The Public Prosecutor’s Office ruled on opening a criminal case for murder against the police officer on November 19, 2020. The complaint was received at the 1st Court of Jury of Jaboatão on March 31, 2021. Since then, the family has been waiting for the first court hearing.
“HE WILL ALWAYS BE
REMEMBERED BY HIS FAMILY”
Jhones’ death has deeply shaken his older sister Jessica, now 20 years old. “He really got scared and when we get scared a lot happens in our minds, but it wasn’t because he was involved in anything, he had his shirt on. When he ran, (the policeman) took aim at the head and pulled the trigger. And everyone knows that the most fatal points are the heart and the head, they are the points of the body where we have no chance of surviving”.
Jhones had completed the 5th year of elementary school. He had been living with his mother for three months, but he often went to his father’s house, where Jessica, a younger sister and another brother live. He worked in a mechanical shop nearby. He was commonly seen smeared with grease by neighbors and friends. He took his last motorcycle ride on the sidewalk in front of his father’s house, on August 5, 2020.
“Jhones had always been very cheerful. He played and danced at New Year’s parties. He would have turned 18 last year. This year I turn 20 and he would turn 19. I wonder if this pain will ever go away. But there will always be something missing in our hearts.” Moved, Jessica told the report that if she ever has children and nephews, she will tell Jhones’ stories so that he will always be remembered by the family, never forgotten.
Today, she says she lives in fear. According to her, right after her brother’s death, it was common for many police officers to be around her house. She especially fears for the youngest. At just 13 years old, he has been approached at least twice by the police, once while skating in front of his family’s house and once when he was in an uber.
Jhones himself, according to Jessica, had already been the victim of an aggressive approach by the Military Police. She says that eight months before the crime, on December 31, 2019, her brother was slapped in the face by a police officer. The family felt intimidated and did not press charges.
In the inquest that indicted the military police sergeant who killed Jhones, it appears that the young man had already been arrested twice and then released, once for contempt and once for suspicion of robbery that was not proven.
Jessica fears the crime will go unpunished. “I’m very afraid that there is no justice, because unfortunately justice is flawed and when it comes to a police officer, it’s all the more difficult and complicated. They say the defendant is on the loose and cannot have a hearing now because of the pandemic. There’s always an excuse for not getting a hearing in Jhones’ case. All we ask for is that at least justice is done”.

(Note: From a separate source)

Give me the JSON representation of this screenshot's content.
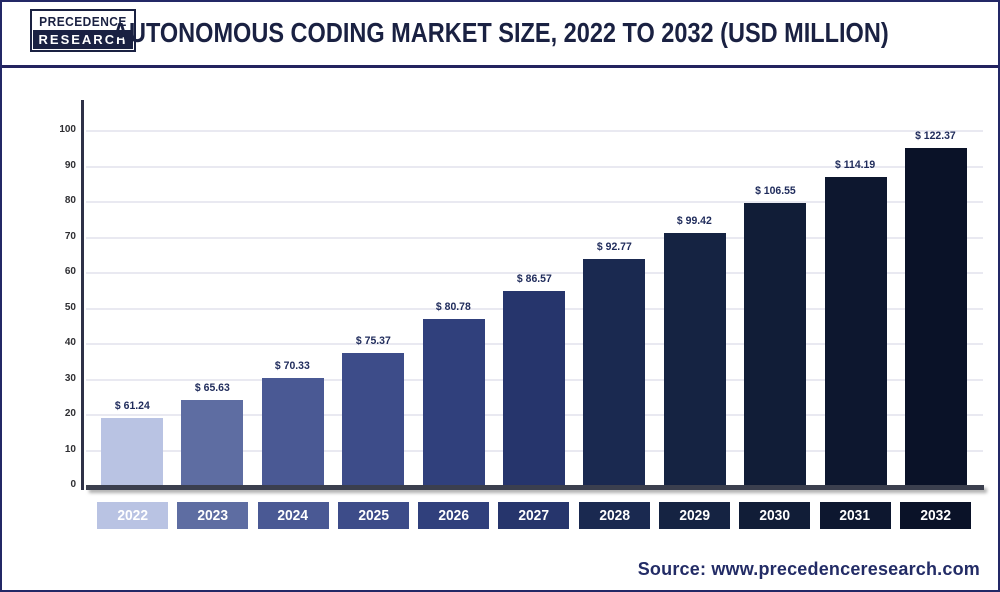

Attorney Maria Clara D’Ávila, from the Office of Legal Advice to Popular Organizations (GAJOP) believes that the justice system is not prepared to deal with police officers in the dock. “And we don’t have a court system prepared for that. Why? In these cases, the victims are black people, poor people, people living in criminalized territories. And the defendants are police officers. And they are covered by this entire narrative construction that the murder of people would be legitimate, provided that in a situation of public security operation. This makes the Judiciary take much longer to move”.